As menções a Sans Souci nas fontes, nos arquivos e nas narrativas da história haitiana, são menções aos palácios: à grandiosa obra cuja construção fora ordenada por Cristophe ou ao "modelo" de Potsdam, que, segundo alguns, ter-lhe-ia servido de inspiração. O coronel Jean-Baptiste Sans Souci foi silenciado. Trouillot analisa este fenômeno em cada um dos níveis e mostra como a operação de silenciar o passado é feita segundo duas fórmulas distintas: a primeira consiste em promover generalizações de forma a apagar diretamente determinados eventos; a segunda, em esvaziar eventos singulares de seu conteúdo, normalmente por meio de um detalhamento feito de modo a banalizar toda uma cadeia de fatos.

O silêncio opera também nas celebrações da memória, nas comemorações. Se a história vivida pode parecer uma série confusa de eventos para os atores – ou mesmo talvez nem seja percebida como uma série conformada –, a comemoração cria, modifica ou sanciona sentidos, significados atribuídos coletivamente à história. Sob seu apelo, as narrativas históricas tornam-se ainda mais limpas, "sanitarizadas", e o passado ganha uma aparência mais elementar: calam-se os demais eventos que rodeiam o que é celebrado. E o caráter cíclico desse tipo de celebração reforça esse silenciar-se, tornando mais evidente o passado tal como é comemorado, funcionando quase como uma "prova" a posteriori de que as coisas foram de fato como são narradas.
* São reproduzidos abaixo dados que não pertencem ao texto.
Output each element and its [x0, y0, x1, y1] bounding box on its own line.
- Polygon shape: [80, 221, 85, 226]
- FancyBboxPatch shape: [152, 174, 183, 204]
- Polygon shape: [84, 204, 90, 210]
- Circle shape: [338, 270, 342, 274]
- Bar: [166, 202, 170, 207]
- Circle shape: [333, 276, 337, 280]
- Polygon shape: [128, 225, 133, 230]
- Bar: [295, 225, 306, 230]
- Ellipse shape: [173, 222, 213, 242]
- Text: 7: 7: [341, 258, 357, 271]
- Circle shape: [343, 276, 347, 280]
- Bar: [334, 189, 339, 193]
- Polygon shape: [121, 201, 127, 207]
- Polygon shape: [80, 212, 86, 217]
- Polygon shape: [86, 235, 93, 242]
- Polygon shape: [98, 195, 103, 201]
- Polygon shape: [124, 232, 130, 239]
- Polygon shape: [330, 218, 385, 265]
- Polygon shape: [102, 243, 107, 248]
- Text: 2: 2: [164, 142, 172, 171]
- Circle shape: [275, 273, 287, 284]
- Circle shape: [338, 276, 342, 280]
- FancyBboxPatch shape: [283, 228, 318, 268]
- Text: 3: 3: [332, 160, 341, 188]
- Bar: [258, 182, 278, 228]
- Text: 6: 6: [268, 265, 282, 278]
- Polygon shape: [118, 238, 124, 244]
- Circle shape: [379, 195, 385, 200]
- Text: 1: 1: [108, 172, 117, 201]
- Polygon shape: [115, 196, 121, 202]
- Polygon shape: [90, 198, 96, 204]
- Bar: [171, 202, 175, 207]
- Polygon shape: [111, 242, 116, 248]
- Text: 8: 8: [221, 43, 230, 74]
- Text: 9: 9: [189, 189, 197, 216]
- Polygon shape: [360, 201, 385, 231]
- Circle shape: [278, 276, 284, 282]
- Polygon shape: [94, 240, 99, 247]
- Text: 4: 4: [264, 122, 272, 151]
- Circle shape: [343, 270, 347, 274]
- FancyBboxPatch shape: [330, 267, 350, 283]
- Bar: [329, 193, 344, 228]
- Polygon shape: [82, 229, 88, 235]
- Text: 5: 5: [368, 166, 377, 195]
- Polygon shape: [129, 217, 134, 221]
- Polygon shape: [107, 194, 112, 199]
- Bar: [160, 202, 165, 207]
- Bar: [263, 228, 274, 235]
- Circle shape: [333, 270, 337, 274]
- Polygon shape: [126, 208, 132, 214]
As comemorações do chamado descobrimento da América desempenham um papel-chave para a argumentação de Trouillot neste ponto. É importante que se diga que Silencing the Past não é montado com uma série de asserções meramente ilustradas depois por exemplos que as corroborem. Tampouco as asserções são posteriores aos casos analisados, como se deles se pudesse retirar uma teoria pronta que correspondesse a uma "verdade". Em vez disso, a teoria é fruto do cruzamento entre as considerações feitas por Trouillot e os casos por ele tomados para estudo.
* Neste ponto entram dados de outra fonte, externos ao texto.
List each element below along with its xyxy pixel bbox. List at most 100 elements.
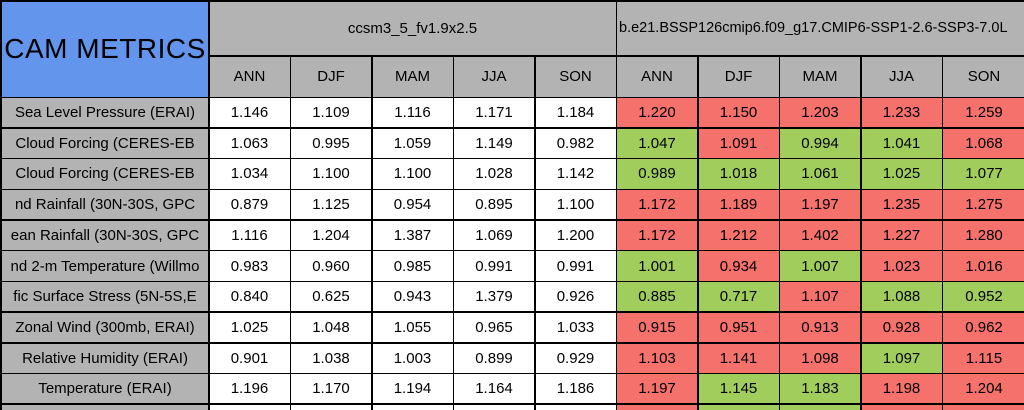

Cristóvão Colombo não foi feito herói em seu tempo nos termos em que seria mais tarde, nem o 12 de outubro do tal descobrimento da América (1492) – "descobrimento" e "América" são termos problematizados por Trouillot, que argumenta que a própria terminologia utilizada para descrever um evento demarca campos de poder – foi tomado como data especial na época em que o navegador viveu. Colombo e o descobrimento ganhariam importância posteriormente, em particular nos séculos XVIII e XIX, quando a celebração do 12 de outubro transformou-se em uma grande comemoração. Os sentidos atribuídos a tal data estão intimamente relacionados com os contextos em que as comemorações se desenvolvem. Assim como "branco", "católico" e "italiano", Colombo ganha um significado nos Estados Unidos, influenciado pelas teorias do racismo científico, bastante diferente daquele atribuído ao navegador numa América Latina em que as populações indígenas são ainda bastante numerosas. É assim que se pode dizer que essas celebrações "ancoram o evento no presente".
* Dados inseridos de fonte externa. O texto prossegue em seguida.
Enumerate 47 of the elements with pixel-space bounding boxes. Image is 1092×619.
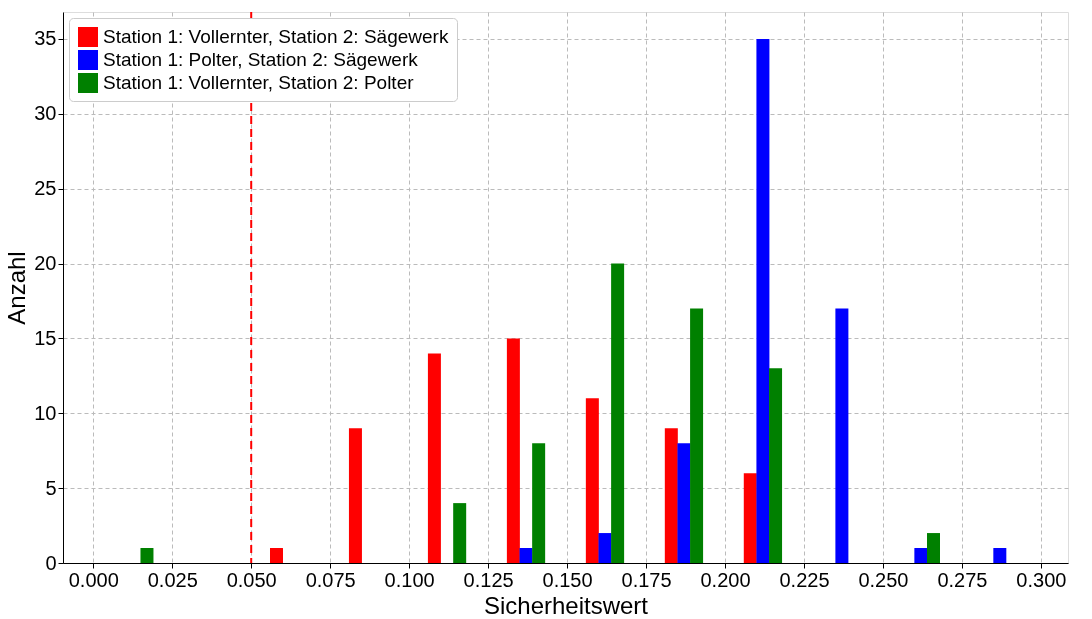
x-tick-label: 0.125 [463,568,514,591]
x-tick-label: 0.175 [621,568,672,591]
bar [269,548,283,563]
bar [926,533,940,563]
x-tick-label: 0.225 [779,568,830,591]
x-tick-label: 0.250 [858,568,909,591]
legend-label: Station 1: Vollernter, Station 2: Polter [103,72,415,93]
bar [769,368,783,563]
x-tick-label: 0.000 [68,568,119,591]
bar [532,443,546,563]
bar [519,548,533,563]
bar [453,503,467,563]
y-tick-label: 25 [34,177,57,200]
bar [835,308,849,563]
bar [677,443,691,563]
bar [690,308,704,563]
bar [427,353,441,563]
x-tick-label: 0.200 [700,568,751,591]
x-tick-label: 0.150 [542,568,593,591]
bar [664,428,678,563]
y-tick-label: 0 [45,551,57,574]
x-tick-label: 0.275 [937,568,988,591]
bar [598,533,612,563]
bar [914,548,928,563]
bar [348,428,362,563]
bar [611,263,625,563]
y-tick-label: 20 [34,252,57,275]
legend-label: Station 1: Vollernter, Station 2: Sägewerk [103,26,449,47]
bar [743,473,757,563]
bar [993,548,1007,563]
y-axis-title: Anzahl [3,251,31,325]
y-tick-label: 10 [34,401,57,424]
bar [506,338,520,563]
x-tick-label: 0.025 [147,568,198,591]
x-tick-label: 0.300 [1016,568,1067,591]
x-tick-label: 0.075 [305,568,356,591]
y-tick-label: 35 [34,27,57,50]
x-tick-label: 0.100 [384,568,435,591]
x-axis-title: Sicherheitswert [483,591,649,619]
legend-label: Station 1: Polter, Station 2: Sägewerk [103,49,419,70]
bar [140,548,154,563]
x-tick-label: 0.050 [226,568,277,591]
bar [585,398,599,563]
bar [756,38,770,563]
y-tick-label: 15 [34,326,57,349]
y-tick-label: 5 [45,476,57,499]
y-tick-label: 30 [34,102,57,125]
Como extensão de suas observações, Trouillot conclui que a história não é apenas uma remissão a um passado que efetivamente passou. Embora a exatidão empírica seja necessária para a produção histórica, não é suficiente para dar-lhe autenticidade. Isto porque – e encerremos com uma afirmação das mais de um livro já repleto de boas idéias – "a autenticidade histórica reside não na fidelidade a um passado alegado, mas numa honestidade em relação ao presente conforme se re-presenta o passado".